Workforces should collaborate inter-departmentally to build a safer organisation by considering what is important to change, and then determining together the best way to begin making changes. Healthcare systems are built to believe that people matter more than anything else – and this must extend not only to patients and caregivers but also to the workforces that support them. Trust must be consistent across departments so individual staff members believe their independent voices and actions have the power to impact change. Curating a culture where individuals are both independently looking to improve themselves while also looking to truly help their colleagues improve leads to a highly responsible and highly reliable culture, which is a breeding ground for positive change. Small incremental changes are transformational, and transformational changes occur because of human buy-in. By nurturing a psychologically safe environment that values compassionate leadership, a willingness to listen to problems and the opportunity to speak truth to people in positions of power, healthcare organisations can build better cultures.
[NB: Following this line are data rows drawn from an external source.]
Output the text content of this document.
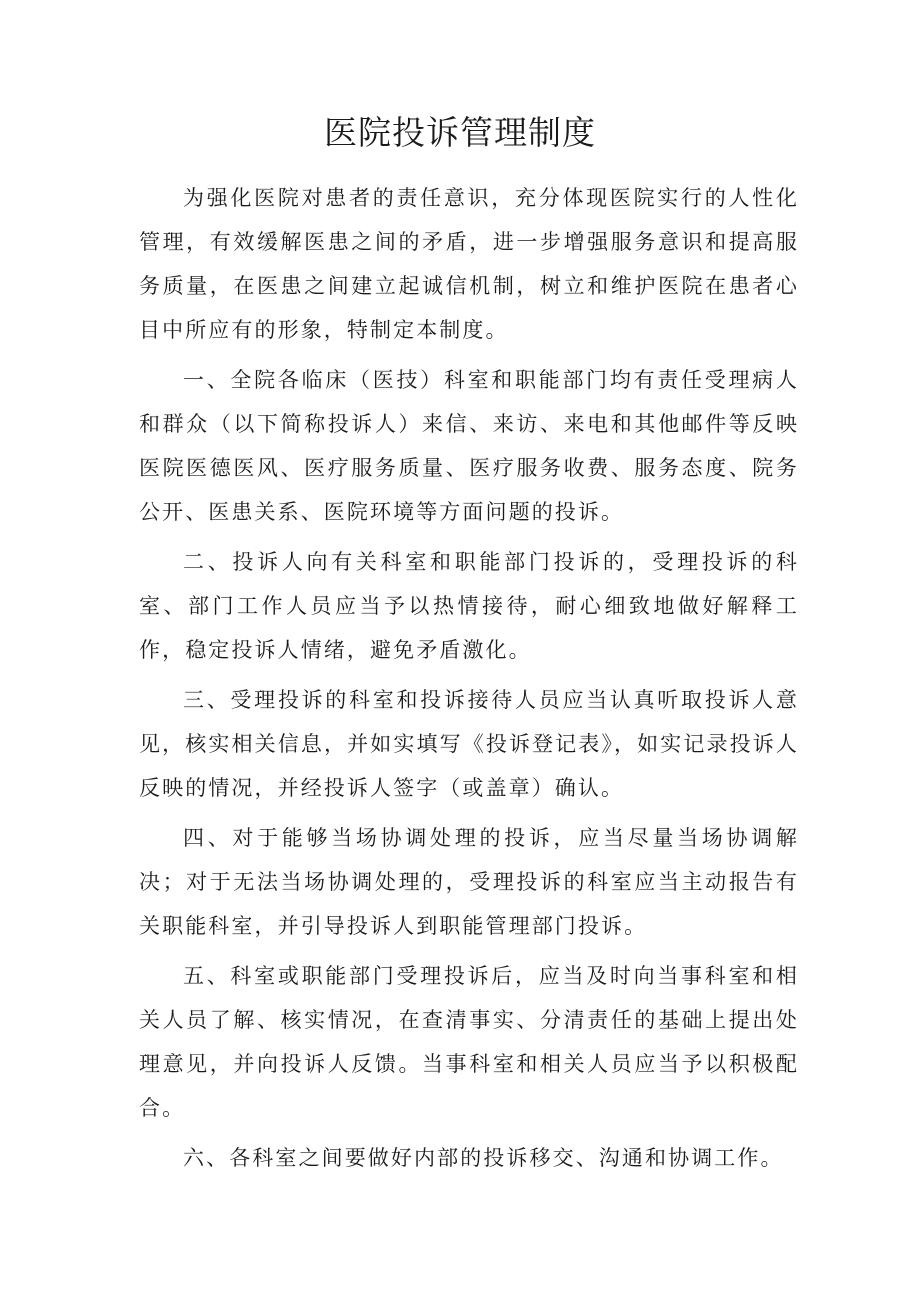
医院投诉管理制度

为强化医院对患者的责任意识，充分体现医院实行的人性化管理，有效缓解医患之间的矛盾，进一步增强服务意识和提高服务质量，在医患之间建立起诚信机制，树立和维护医院在患者心目中所应有的形象，特制定本制度。

一、全院各临床（医技）科室和职能部门均有责任受理病人和群众（以下简称投诉人）来信、来访、来电和其他邮件等反映医院医德医风、医疗服务质量、医疗服务收费、服务态度、院务公开、医患关系、医院环境等方面问题的投诉。

二、投诉人向有关科室和职能部门投诉的，受理投诉的科室、部门工作人员应当予以热情接待，耐心细致地做好解释工作，稳定投诉人情绪，避免矛盾激化。

三、受理投诉的科室和投诉接待人员应当认真听取投诉人意见，核实相关信息，并如实填写《投诉登记表》，如实记录投诉人反映的情况，并经投诉人签字（或盖章）确认。

四、对于能够当场协调处理的投诉，应当尽量当场协调解决；对于无法当场协调处理的，受理投诉的科室应当主动报告有关职能科室，并引导投诉人到职能管理部门投诉。

五、科室或职能部门受理投诉后，应当及时向当事科室和相关人员了解、核实情况，在查清事实、分清责任的基础上提出处理意见，并向投诉人反馈。当事科室和相关人员应当予以积极配合。

六、各科室之间要做好内部的投诉移交、沟通和协调工作。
The biggest correlation related to healthcare systems’ mortality rates is their culture, and culture is free to those willing to be open and learn from their workforce, patients and caregivers.

A note to healthcare leaders

Be emotional. Be understanding. Be empathetic. Demonstrate transparency and care for your people. Remind your staff that you believe each individual can affect change that will make patients safer, your workforce safer, and ultimately, the entire organisation safer.